A few days ago, my four-year-old granddaughter stuck a pompom up her nostril, and it got stuck. This necessitated a trip to her pediatrician, then Children’s Hospital, where after 7.5 hours and an ENT being summoned from another hospital and her being sedated, the offending pompom was removed.
My husband and I were called that evening to babysit her sisters so that she could be taken to the hospital. As the hours slipped by, and I lay sleepless on their couch in the wee hours of the morning, receiving texts on the pompom removal process, I had a lot of time to think about how we react to situations, especially ones where someone is vulnerable. As soon as my granddaughter stuck the pompom up her nose, she knew she’d done something stupid and was panicked and remorseful.
The “pompom episode” occurred during the controversial episode of Simone Biles pulling out of her Olympic gymnastics competition. It seemed that everyone in the media had an opinion on that from understanding to outright vitriol. I don’t follow Simone Biles; I know who she is, but I don’t know enough about her life to opine that she choked or had legitimate reasons for not competing. However, what I do know is that there are some people who pounce when people are down.

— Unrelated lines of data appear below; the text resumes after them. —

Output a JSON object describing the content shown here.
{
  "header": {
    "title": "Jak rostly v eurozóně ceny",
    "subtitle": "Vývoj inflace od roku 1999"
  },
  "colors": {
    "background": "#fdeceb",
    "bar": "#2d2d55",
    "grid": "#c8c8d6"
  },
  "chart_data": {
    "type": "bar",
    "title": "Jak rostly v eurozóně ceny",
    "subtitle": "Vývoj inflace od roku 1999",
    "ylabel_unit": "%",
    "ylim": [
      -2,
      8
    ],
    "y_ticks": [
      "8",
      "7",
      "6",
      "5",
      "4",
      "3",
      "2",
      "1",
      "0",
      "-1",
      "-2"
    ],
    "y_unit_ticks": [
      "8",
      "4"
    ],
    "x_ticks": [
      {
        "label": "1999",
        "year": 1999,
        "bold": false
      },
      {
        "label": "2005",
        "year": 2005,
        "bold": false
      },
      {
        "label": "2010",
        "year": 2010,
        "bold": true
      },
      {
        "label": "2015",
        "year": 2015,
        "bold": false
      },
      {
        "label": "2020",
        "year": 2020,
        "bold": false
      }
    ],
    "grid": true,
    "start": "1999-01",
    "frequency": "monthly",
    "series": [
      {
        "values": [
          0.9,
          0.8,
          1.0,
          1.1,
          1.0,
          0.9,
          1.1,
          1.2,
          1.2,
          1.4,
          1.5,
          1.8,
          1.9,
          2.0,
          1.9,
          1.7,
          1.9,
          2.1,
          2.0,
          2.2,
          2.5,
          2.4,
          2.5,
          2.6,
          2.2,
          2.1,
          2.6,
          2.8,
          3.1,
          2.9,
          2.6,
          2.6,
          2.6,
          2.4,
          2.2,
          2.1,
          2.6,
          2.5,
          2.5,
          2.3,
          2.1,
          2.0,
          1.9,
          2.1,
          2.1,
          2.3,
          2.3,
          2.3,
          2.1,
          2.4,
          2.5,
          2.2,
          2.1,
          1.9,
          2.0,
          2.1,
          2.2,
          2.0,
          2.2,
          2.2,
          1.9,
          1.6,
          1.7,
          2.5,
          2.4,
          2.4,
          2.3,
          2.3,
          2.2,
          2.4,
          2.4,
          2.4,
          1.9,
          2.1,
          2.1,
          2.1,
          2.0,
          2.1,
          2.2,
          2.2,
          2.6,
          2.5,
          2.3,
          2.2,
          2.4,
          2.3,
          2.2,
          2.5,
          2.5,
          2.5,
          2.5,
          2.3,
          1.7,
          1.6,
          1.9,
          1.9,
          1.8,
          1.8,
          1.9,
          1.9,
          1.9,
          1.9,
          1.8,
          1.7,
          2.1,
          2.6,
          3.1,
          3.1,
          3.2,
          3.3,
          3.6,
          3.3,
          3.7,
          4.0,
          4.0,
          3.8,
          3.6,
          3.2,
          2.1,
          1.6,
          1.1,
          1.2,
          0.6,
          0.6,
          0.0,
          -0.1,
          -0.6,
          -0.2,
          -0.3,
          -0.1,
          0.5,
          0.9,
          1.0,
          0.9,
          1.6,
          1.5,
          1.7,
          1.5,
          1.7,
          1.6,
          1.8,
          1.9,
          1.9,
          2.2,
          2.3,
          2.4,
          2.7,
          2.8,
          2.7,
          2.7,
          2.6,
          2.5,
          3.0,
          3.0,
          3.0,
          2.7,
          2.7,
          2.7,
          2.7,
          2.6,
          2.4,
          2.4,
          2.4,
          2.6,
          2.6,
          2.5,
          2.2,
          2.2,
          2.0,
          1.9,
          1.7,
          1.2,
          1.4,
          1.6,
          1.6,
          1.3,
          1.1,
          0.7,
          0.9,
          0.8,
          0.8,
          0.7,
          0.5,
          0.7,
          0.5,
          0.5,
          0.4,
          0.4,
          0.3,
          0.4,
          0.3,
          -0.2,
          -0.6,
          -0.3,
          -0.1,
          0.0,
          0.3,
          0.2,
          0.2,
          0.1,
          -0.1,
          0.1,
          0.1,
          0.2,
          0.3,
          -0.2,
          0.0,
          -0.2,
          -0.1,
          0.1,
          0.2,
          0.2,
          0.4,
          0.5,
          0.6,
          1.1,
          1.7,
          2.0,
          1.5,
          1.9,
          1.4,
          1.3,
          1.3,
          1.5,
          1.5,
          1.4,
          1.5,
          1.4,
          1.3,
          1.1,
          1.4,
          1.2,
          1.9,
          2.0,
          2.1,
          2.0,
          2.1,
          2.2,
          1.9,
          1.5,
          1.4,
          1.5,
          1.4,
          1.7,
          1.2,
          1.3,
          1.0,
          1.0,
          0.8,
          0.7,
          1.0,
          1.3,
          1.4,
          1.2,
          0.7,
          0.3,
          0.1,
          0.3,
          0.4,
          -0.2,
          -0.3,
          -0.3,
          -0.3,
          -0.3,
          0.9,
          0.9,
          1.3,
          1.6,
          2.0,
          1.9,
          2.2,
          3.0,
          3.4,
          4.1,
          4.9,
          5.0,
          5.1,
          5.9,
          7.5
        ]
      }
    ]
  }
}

Fortunately, for me I come from a loving family who, whenever tragedy strikes or a catastrophe occurs or you stick a pompom up your nose, no matter how stupid you’ve been, you close ranks and support and care for each other. I assumed most people are like that.
I was wrong.
Nearly 40 years ago, my husband’s family suffered the death
of someone I liked a lot. During that stressful time, a relative, whom I will
call Rhonda for anonymity’s sake, and whom I thought was kind and compassionate, decided
to settle an old score with the sister of the deceased, attacking her and
telling the bereaved what a lout her brother was, disparaging him in a rant
that led to a shouting match and others bursting into tears. All I could liken
it to was a scene from the old show Wild Kingdom where a wounded animal
lay crippled in the brush and a lion pounced to tear it to pieces.
Perhaps I was naïve; I was only 23 at the time, but nevertheless, I was distraught not only because Rhonda was speaking ill of the dead when he wasn’t even buried but also because how ugly Rhonda revealed her heart to be. She was downright ugly. I never regarded her the same after.
As I lay on the couch trying to catch some sleep, I vowed that I never wanted to be that vicious to the vulnerable. I’m sure my daughter felt like lashing out when my little granddaughter stuffed the pompom up her nose, but what good would it have done?
I hope when calamity strikes that I act as a comforter to the vulnerable and not as a killer.